In July 2010, Keeley established his own sovereign advisory practice, Sovereign Trends, LLC. Sovereign Trends is an advisory firm for and about sovereign entities, including central banks, ministries of finance, multi-lateral institutions, sovereign wealth funds, public pension plans, and those who deal with them. Sovereign Trends’ core expertise includes optimal asset allocation, quantitative easing strategies (entering and exiting), communication strategy, staffing, training, debt management, risk management, and external manager selection. Keeley is also a founding director of the Financial Hippocratic Oath movement (www.financialhippocraticoath.org), which seeks higher ethical standards in finance.

Daniela Papi

Daniela Papi is the director and founder of a hybrid social venture, PEPY working in rural Cambodia. PEPY’s tagline “Adventurous Living, Responsible Giving” highlights the dual mission of the organization: to offer tours that expose travelers to development issues and empower them to become more educated donors and to fund and implement development programs that improve access to quality education in rural Cambodia. Driven by a young group of social entrepreneurs, PEPY in the past five years has grown from a one-off bike ride that funded the construction of a rural school to working in over 10 schools and employing over 35 local staff. PEPY Tours has won the National Geographic Geotourism Challenge Award as well as Notre Dame’s Social Venture Business Plan Competition, among other honors. Papi, a graduate of the Univ. of Notre Dame, has lived and worked in Asia for the past eight years, and is currently based in Siem Reap, Cambodia.

Dr. Daniel J. Towle

Daniel J. Towle ’77, traces the roots of his medical career intersecting with Catholic social service to his early days as an anthropology major, specifically responding to a challenge laid out by Notre Dame professor Jim Bellis to “be more than just a doctor—do something for someone else that will make a difference.”

During his career as a pediatric anesthesiologist, Towle has remained engaged in the arena of international health service as he aspires to meet the challenge of Prof. Bellis. First traveling to Ghana in 1976 to construct schools and research herbal medicines with a program directly supported by Rev.Theodore M. Hesburgh, C.S.C., Towle later continued his efforts in Africa working on a malnutrition survey for the World Health Organization. He then continued international medical involvement by supporting the construction of a health clinic in Nepal and providing anesthetics in Honduras, Peru, and Bolivia for children suffering from disfiguring cleft palates, cleft lips, and traumatic burn injuries. During this time, he coordinated efforts to bring needed medical equipment and monitors to ill-equipped hospitals in the Americas.

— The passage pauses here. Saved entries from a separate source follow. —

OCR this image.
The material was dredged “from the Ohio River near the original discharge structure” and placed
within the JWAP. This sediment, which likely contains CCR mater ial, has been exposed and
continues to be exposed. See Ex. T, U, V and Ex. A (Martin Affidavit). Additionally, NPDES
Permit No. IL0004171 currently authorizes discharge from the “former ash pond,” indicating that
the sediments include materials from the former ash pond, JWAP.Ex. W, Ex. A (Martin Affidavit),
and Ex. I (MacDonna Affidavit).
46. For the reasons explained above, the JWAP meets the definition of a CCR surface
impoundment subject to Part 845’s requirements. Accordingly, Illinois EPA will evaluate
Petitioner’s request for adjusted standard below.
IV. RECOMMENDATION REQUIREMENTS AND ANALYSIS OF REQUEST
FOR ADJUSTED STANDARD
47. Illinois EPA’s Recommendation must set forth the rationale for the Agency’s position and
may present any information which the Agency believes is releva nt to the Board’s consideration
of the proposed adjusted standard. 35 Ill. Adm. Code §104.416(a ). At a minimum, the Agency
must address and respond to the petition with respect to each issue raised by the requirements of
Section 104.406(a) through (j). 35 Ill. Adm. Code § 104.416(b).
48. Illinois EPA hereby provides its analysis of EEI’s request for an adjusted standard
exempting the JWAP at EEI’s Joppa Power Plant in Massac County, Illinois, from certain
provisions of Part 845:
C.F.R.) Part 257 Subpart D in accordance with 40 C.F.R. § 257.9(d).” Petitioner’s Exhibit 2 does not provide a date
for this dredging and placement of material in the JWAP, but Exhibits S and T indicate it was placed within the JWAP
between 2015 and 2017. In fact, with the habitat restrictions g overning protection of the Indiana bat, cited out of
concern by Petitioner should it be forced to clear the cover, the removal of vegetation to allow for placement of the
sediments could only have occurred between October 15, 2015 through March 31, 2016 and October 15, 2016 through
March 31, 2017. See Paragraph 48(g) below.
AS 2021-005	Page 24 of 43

Over the next 18 years, Towle and his wife, Christen, joined forces with Dr. Bellis to sponsor over 35 Notre Dame undergraduates who participated in summer service projects in Ghana, Kenya, and Lesotho supporting those afflicted by the ravages of poverty. In 2005, Towle founded the Touching Tiny Lives Foundation providing medical, shelter, educational, and nutritional care for HIV/AIDS impacted children in Lesotho.

Most recently, Towle has been a part of the relief efforts in Haiti—arriving only days after the earthquake to set up three emergency operating rooms in the bedrooms of a collapsed nursing school dormitory. He is now involved in efforts to reconstruct a Haitian hospital and coordinate a professional exchange program of patients and staff with his home hospital in Kansas City.

In 2007, Towle received the Dr. Thomas A. Dooley Award for service to mankind presented by the Univ. of Notre Dame, and in 2008, the Rev. Theodore M. Hesburgh Award from the Kansas City Notre Dame Club. Among various opportunities to assist those less fortunate, Towle considers the most special blessing to be his wife of 28 years, Christen, and their four children: Meg ’07, Lauren SMC ’08, Brian ’10, and Kevin ’12.